A cúpula entre a Venezuela e a Guiana… crônica de um fracasso anunciado

Os frenéticos movimentos de tropas e o novo mapa oficial venezuelano alertaram a comunidade internacional sobre uma possível invasão. Vários presidentes da região, incluindo o brasileiro Luiz Inácio Lula da Silva, ficaram alarmados com a escalada do conflito e promoveram uma cúpula para apaziguar o clima de hostilidades. Em 14 de dezembro, foi realizado um encontro em São Vicente e Granadinas, no âmbito da Caricom e da Comunidade de Estados Latino-Americanos e Caribenhos (Celac), com o objetivo de conter a escalada do conflito.

As expectativas do governo venezuelano eram extremamente altas. Embora a base militar do novo estado, Guiana Essequiba, tenha sido instalada em Tumeremo, a cerca de 80 quilômetros da fronteira com Essequibo, o chavismo vendia a ideia de que estava construindo estradas e realizando uma mobilização logística para começar a construir casas, escolas e escritórios estatais dentro do Essequibo. Os grandiloquentes discursos colidiram com uma reunião bastante previsível. Miguel Otero resumiu bem os resultados da cúpula: a Guiana continuará controlando todo o território do Essequibo, e a Venezuela se comprometeu a não colocar nenhum pé ali. A Guiana continuará explorando unilateralmente todos os recursos naturais no território em disputa, e a Venezuela não entregará documentos de identidade aos habitantes da região.
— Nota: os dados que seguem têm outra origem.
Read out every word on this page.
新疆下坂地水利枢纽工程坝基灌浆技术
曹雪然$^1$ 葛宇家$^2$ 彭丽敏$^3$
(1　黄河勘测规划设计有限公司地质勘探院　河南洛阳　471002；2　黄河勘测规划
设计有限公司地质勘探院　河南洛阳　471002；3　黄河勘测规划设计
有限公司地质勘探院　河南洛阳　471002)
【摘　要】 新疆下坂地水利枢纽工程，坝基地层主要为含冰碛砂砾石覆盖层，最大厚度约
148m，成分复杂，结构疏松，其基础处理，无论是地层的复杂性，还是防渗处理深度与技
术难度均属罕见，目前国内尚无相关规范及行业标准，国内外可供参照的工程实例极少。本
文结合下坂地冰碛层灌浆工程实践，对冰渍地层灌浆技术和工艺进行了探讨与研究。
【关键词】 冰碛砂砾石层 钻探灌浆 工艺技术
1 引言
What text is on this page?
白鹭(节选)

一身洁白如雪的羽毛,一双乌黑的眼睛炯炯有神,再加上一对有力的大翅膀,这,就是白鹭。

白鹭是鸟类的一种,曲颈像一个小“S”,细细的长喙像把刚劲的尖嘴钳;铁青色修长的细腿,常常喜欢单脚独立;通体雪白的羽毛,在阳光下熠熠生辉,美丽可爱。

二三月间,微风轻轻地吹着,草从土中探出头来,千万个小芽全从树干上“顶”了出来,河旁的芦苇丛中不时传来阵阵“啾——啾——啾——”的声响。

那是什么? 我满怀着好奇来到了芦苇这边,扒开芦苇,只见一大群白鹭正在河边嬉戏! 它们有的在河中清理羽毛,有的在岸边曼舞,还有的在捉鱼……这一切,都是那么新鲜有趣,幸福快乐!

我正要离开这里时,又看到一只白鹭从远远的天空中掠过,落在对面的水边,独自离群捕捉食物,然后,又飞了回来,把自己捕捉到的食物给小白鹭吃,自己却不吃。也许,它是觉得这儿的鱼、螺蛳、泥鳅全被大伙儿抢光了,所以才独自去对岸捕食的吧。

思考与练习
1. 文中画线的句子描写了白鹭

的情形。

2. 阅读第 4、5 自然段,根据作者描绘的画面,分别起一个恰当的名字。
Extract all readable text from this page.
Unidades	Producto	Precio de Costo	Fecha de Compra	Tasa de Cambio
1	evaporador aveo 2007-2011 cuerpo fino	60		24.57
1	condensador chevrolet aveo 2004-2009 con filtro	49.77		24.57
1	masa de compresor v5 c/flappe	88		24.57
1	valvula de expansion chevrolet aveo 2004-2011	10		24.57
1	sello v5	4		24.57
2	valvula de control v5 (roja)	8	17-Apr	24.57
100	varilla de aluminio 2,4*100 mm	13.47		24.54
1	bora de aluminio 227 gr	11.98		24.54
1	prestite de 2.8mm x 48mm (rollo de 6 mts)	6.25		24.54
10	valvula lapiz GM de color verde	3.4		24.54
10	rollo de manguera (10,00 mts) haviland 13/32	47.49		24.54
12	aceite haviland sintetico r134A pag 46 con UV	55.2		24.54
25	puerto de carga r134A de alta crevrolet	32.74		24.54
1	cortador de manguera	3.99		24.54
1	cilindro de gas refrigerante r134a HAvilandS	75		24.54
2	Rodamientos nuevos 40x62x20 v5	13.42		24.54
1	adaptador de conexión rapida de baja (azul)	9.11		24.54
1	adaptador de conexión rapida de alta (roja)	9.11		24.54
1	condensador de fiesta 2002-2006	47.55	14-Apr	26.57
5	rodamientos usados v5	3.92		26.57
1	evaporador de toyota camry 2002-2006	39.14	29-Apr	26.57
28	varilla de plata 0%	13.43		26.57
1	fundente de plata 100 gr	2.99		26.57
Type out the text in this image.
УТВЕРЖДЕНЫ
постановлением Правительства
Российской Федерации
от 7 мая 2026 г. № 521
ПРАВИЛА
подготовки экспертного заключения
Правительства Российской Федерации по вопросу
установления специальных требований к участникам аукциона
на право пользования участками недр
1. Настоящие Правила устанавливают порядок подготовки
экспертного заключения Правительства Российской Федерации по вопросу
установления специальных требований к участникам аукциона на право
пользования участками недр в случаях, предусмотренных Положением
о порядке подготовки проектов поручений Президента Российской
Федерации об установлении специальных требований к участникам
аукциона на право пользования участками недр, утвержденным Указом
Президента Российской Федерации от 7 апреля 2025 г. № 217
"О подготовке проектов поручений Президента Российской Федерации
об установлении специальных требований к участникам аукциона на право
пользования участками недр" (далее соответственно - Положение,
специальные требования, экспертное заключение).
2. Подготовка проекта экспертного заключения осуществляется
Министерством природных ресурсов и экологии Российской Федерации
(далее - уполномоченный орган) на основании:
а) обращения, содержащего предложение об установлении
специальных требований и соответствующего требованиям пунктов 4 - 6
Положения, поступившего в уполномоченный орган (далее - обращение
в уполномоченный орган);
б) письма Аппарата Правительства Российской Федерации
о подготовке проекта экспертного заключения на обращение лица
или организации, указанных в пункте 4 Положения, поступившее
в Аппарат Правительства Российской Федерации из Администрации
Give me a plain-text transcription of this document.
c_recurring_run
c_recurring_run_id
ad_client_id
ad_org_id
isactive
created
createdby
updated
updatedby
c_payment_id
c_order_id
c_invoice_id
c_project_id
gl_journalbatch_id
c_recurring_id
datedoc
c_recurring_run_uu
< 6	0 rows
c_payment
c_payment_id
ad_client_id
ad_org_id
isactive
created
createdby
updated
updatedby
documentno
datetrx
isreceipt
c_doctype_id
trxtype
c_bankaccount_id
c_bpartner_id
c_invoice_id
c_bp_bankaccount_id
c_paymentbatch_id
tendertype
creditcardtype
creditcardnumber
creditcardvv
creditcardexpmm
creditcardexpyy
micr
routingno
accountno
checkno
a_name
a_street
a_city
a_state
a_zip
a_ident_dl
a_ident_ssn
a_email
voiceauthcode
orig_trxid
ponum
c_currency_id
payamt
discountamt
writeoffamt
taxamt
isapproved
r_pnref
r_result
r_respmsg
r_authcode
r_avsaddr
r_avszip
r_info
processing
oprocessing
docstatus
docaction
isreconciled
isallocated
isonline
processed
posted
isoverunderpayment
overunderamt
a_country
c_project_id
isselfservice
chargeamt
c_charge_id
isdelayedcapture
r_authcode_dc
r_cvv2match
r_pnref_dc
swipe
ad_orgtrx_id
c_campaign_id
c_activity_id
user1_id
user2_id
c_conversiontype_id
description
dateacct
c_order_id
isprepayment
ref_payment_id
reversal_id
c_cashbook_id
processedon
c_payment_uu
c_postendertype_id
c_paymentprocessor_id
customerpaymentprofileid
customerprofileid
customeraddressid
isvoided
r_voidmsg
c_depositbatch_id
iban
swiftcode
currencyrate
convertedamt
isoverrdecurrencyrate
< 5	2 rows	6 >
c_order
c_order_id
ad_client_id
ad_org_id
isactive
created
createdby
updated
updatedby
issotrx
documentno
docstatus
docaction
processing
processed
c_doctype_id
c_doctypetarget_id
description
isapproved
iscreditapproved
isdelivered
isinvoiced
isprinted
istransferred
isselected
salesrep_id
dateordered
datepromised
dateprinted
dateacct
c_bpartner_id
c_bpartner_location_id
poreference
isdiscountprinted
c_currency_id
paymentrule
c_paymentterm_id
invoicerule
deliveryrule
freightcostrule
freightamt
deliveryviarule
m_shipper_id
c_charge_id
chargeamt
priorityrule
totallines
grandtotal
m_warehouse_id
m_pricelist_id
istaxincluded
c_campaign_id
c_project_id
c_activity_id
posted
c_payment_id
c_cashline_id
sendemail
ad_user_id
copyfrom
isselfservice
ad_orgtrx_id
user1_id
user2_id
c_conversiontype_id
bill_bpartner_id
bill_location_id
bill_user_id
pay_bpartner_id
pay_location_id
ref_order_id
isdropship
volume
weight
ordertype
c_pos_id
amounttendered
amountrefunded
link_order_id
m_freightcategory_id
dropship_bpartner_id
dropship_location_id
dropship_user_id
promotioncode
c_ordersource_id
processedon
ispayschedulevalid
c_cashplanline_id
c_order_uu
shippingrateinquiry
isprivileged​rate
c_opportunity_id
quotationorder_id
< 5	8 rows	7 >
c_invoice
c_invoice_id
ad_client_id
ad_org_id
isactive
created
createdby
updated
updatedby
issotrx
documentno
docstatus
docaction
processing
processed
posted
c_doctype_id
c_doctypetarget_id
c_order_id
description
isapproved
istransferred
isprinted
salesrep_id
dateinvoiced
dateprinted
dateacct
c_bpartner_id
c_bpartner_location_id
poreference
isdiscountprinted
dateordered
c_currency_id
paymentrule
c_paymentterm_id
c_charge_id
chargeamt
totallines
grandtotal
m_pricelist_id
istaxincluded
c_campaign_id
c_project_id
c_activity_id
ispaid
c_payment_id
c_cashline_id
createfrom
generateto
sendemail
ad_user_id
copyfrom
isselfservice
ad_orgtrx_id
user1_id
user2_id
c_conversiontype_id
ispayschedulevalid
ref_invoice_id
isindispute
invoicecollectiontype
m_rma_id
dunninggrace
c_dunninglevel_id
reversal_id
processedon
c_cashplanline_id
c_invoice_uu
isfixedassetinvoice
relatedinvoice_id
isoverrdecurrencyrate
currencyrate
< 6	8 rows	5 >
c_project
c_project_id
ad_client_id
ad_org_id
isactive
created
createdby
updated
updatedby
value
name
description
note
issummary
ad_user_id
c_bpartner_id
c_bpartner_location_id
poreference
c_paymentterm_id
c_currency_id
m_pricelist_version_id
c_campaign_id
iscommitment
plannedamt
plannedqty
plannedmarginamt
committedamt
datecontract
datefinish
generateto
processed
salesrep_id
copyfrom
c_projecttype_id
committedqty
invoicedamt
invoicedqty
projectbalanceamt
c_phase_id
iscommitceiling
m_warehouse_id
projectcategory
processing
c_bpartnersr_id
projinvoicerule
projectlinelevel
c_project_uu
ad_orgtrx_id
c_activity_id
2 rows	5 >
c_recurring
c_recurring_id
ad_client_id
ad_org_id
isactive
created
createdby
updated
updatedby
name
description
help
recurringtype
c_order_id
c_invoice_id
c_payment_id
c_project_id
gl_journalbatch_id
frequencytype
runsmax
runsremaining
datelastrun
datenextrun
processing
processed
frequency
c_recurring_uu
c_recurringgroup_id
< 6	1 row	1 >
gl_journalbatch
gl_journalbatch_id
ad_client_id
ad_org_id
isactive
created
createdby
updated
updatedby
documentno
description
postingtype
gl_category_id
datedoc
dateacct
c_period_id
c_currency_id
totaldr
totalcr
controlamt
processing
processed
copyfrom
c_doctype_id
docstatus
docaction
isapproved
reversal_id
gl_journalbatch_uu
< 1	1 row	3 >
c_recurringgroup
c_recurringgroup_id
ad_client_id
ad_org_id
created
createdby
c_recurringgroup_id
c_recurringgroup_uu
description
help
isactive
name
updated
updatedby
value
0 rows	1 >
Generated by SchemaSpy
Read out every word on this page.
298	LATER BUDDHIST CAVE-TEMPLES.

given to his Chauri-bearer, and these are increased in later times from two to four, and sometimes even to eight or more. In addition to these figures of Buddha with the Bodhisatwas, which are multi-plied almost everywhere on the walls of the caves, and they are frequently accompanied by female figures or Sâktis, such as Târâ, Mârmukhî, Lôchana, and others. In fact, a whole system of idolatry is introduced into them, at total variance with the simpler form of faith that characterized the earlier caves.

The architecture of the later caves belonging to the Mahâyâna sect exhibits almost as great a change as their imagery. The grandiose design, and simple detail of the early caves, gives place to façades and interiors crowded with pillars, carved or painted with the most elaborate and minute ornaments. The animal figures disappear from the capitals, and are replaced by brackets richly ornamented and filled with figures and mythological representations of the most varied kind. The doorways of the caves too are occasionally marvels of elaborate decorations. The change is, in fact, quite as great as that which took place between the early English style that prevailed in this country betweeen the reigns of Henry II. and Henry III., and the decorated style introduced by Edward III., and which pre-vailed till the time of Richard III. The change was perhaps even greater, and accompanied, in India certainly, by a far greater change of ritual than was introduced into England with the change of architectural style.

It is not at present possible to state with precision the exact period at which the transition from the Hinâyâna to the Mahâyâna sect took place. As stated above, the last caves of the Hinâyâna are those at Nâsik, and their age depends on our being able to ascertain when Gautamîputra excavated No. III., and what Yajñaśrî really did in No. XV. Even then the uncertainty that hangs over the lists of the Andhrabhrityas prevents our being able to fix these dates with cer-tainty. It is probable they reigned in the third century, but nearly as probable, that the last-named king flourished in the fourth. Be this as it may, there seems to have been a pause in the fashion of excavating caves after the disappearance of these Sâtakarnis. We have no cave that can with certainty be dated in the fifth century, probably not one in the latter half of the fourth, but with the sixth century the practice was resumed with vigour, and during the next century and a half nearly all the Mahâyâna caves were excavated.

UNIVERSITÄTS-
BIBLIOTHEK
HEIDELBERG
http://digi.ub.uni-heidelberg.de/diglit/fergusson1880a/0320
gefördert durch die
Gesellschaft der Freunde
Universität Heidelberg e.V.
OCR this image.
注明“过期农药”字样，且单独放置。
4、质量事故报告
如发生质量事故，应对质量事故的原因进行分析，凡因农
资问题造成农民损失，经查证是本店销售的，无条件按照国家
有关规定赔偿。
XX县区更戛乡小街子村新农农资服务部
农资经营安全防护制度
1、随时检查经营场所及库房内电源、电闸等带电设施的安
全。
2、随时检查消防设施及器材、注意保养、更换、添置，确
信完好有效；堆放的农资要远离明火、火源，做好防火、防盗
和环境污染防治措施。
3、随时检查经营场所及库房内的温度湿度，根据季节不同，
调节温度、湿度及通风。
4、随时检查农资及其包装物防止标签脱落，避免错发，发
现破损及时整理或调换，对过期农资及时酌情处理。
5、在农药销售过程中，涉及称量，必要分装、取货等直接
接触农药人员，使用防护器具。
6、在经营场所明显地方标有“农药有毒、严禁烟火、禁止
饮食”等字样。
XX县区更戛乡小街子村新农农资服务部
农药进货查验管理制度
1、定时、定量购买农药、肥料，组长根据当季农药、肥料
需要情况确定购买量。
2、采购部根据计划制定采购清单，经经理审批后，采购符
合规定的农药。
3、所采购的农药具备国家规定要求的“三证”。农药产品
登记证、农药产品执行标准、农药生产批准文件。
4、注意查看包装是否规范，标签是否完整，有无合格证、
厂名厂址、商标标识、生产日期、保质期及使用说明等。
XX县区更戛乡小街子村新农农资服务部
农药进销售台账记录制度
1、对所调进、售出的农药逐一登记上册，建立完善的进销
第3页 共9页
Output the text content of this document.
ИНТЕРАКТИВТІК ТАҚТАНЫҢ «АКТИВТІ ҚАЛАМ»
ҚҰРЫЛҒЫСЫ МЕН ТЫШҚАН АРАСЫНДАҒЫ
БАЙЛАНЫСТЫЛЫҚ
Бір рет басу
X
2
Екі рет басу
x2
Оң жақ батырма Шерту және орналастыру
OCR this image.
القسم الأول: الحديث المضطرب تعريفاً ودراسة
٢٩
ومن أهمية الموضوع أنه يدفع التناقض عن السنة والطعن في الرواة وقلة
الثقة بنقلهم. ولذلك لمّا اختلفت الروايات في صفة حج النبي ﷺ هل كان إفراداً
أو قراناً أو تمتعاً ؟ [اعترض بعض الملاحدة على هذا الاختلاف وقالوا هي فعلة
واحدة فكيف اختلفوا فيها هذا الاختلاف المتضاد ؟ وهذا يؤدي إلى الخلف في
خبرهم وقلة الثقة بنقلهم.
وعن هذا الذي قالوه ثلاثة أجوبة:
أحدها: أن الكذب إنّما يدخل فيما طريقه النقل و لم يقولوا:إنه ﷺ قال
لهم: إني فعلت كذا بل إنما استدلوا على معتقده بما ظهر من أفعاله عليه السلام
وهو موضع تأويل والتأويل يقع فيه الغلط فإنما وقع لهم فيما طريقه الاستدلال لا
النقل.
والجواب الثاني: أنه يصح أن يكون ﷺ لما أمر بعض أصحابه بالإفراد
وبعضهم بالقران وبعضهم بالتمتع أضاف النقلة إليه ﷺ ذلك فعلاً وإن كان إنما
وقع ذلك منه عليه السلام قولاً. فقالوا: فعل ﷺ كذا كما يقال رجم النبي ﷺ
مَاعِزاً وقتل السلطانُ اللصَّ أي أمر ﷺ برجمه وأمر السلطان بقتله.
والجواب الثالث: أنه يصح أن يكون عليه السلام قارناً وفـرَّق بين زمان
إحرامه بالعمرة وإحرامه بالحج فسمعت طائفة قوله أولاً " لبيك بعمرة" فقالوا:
O ultimato de 90 dias para frear a exploração dos recursos naturais, dado à ExxonMobil e a outras empresas petroleiras que operam no Essequibo, fica sem qualquer efeito. O compromisso central é que tudo será resolvido «através do diálogo, da negociação e do direito internacional», como tem sido nos últimos 130 anos. 

Corolário…

A maioria dos especialistas acredita que é muito improvável que haja um conflito militar no curto prazo. Argumentam que o principal motivo do governo para a realização do referendo foi criar uma cortina de fumaça diante de sua acentuada impopularidade e do apoio crescente à principal candidata da oposição nas próximas eleições presidenciais, a conservadora María Corina Machado. O referendo pode ter servido, apesar de tudo, para lubrificar a máquina eleitoral bolivariana, preparando-a e atualizando-a para as incertas eleições de 2024.

As negociações paralelas dos Estados Unidos com o governo bolivariano em Barbados facilitaram a «troca de prisioneiros» entre os dois países, com o empresário Alex Saab como a peça central desse acordo, mas estão pendentes a libertação de presos políticos (incluindo sindicalistas detidos injustamente) e o avanço rumo a eleições competitivas, nas quais possam ser revogadas as inabilitações políticas de destacadas figuras da oposição.

Neste contexto, María Corina Machado recorreu ao Supremo Tribunal de Justiça devido à sua inabilitação. Se esta for revogada, como resultado das negociações de Caracas com Washington, o governo corre o risco de uma derrota eleitoral esmagadora: todas as pesquisas dão a María Corina cerca de 75% das intenções de voto. Isto poderia inclusive abrir o debate sobre a necessidade, dentro do chavismo, de colocar um candidato presidencial com melhor desempenho nas pesquisas eleitorais que Nicolás Maduro.